After a long drive back home with my wife helping me 'debrief' and my recalling the working methods of a few architects I have read and particularly Glenn Murcutts supposed acerbic wit and gentle persuassions 'to try another architect', towards troublesome clients, I felt relieved to declare that if any client spoke to me in that manner I would definately demand that they leave my office immediately, and come back when they gather a bit of respect. I commend the jury members for having so patiently put up with clients behaving like that towards them for so many years and I am sure they will make the right decision as to who should win the main prize, but I will not be joining them in allowing a client to treat me like an errant servant simply because my chosen profession is based in the arts.

In my attempt to raise the bar of art in design and architecture, I must include the attempt to raise the bar on client respect for the profession. Please students who may read this, don't put up with rudeness from clients. It is not worth it knowing that someone somewhere will cow tow to some other delinquent for the sake of pocket money. The more people demand simple respect, the more they'll get it and the less other will have to put up with it.

Comments

  • edited 4:16AM
    [moved to relevant forum, P]
  • edited 4:16AM
    Thanks peter.
    Can't remember where i put it, but I thought the good Lord had deleted it for me as an act of divine intervention after my own second thoughts at having posted it. Too late now I suppose.

    I am nearly finished reading Robin Boyds, Australia's Home and have just read some hilarious observations of his as regards client professional relationships.
    I urge any student to get a copy as a great bedtime read. There is a good chuckle on every page nearly and quite a few gut busters.
  • edited June 2008
    I think it's pretty unusual to get a client going for your jugualr at the briefing stage, good time to walk I think.
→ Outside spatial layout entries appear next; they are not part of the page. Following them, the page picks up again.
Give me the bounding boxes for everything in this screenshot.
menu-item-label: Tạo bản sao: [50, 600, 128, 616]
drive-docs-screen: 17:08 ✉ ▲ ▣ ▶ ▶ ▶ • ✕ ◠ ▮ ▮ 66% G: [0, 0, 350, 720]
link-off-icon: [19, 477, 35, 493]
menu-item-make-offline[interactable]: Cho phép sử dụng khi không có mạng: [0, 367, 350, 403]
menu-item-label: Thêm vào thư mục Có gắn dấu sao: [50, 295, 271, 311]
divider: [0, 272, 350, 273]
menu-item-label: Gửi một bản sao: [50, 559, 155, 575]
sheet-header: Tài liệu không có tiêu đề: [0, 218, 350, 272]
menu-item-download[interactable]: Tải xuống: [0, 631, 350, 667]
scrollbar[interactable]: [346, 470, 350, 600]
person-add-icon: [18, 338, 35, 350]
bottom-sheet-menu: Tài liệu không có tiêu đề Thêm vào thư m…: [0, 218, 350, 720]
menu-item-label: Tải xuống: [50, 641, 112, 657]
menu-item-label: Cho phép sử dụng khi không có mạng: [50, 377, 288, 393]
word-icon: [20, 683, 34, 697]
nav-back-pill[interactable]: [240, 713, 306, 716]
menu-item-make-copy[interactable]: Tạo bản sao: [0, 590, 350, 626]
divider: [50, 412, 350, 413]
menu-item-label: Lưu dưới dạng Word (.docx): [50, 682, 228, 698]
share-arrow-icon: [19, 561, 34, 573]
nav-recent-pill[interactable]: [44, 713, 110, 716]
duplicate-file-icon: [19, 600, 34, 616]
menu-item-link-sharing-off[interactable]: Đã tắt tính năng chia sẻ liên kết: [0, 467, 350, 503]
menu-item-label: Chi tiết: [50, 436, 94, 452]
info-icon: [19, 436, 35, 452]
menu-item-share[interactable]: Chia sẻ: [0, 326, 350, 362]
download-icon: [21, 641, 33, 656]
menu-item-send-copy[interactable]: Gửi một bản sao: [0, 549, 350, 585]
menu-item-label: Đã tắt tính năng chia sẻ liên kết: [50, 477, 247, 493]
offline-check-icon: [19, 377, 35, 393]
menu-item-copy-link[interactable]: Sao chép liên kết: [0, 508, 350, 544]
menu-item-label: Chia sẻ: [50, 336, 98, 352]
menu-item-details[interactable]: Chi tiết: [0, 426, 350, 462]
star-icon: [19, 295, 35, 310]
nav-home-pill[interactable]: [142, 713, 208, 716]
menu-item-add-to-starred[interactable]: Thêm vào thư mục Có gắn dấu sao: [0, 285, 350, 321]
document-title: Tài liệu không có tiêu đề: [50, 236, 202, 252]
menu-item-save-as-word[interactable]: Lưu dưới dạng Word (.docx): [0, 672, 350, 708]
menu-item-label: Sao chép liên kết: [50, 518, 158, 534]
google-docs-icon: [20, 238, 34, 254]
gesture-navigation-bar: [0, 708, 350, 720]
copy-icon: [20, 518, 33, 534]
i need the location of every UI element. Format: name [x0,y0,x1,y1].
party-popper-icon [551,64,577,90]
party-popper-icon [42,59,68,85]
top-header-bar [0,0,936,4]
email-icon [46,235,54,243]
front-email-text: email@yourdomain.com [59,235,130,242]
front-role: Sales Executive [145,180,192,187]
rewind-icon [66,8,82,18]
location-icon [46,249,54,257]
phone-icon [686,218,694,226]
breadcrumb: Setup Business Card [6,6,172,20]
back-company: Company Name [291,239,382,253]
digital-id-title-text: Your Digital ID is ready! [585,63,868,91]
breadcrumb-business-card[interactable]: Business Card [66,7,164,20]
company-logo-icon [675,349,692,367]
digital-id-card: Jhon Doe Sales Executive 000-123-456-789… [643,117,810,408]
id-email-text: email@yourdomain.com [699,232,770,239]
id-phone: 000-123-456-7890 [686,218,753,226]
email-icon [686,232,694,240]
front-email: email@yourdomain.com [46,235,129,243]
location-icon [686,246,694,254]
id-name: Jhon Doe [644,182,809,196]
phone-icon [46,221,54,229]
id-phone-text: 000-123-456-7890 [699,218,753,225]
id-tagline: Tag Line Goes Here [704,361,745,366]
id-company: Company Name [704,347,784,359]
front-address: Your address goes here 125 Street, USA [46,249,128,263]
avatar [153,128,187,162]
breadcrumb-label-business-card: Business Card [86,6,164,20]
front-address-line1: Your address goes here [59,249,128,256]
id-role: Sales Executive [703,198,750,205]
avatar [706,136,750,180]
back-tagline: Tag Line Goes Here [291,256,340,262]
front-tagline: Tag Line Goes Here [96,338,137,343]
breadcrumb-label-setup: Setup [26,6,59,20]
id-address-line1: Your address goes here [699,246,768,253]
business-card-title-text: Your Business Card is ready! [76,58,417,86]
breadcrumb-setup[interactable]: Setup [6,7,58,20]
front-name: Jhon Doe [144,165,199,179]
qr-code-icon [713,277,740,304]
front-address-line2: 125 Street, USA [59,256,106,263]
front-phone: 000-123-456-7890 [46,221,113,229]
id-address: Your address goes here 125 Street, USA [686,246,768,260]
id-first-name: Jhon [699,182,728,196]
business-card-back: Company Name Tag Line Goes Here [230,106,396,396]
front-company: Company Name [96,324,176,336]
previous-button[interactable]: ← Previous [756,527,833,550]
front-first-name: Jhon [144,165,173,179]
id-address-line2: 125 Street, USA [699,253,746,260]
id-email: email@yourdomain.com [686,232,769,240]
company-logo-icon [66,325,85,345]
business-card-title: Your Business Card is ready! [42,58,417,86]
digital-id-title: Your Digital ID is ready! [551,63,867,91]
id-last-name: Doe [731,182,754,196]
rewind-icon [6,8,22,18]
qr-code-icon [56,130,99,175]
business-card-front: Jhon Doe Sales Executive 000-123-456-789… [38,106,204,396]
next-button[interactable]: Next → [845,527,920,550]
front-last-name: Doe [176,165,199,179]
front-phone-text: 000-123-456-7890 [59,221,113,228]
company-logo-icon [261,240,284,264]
I suspect the architects thought they'd treat it like a lot treat student design crits: find a weak spot that the student hasn't thought about and keep on prodding it till the whole design is written off.
    I have had every emotion under the sun from some clients during tendering and construction - thankfully no physical violence yet... well it got pretty close, twice. Both were hospitality industry funnily enough. I emerged unscathed and wiser.
    Clients are one of my favourite things about the job though. You meet people who are completely unknown to you and have to learn a lot about how they live or work, quirks'n'all. As the stress of the building process gets to them, you see them at their best and worst. At the end they are (most of the time) full of gratitude that you got them through it. And if you can work out how a particular personality is best catered to early in the process, so you can tailor your service to fit, it is a whole lot easier for both parties.
    From elsewhere on the website:

    << Neutra was used to working with quirky clients - movie director Josef von Sternberg, for example, insisted on lockless bathroom doors because, as he told Neutra, "there is always somebody in the bathroom threatening to commit suicide and blackmailing you, unless you can get in freely" >>



    PROJO.COM FEB 14, 2002
  • edited 4:16AM
    Odd you should mention lockable bathrooms. My father in law died in a locked bathroom as his wife struggled to get the door open.
    Thankyou for that insight regarding "At the end they are (most of the time) full of gratitude that you got them through it".
    That the design process must not include ones own ego, but must include the clients ego is an interesting problem to be balanced. I can see that my temper will need tempering. Thank you.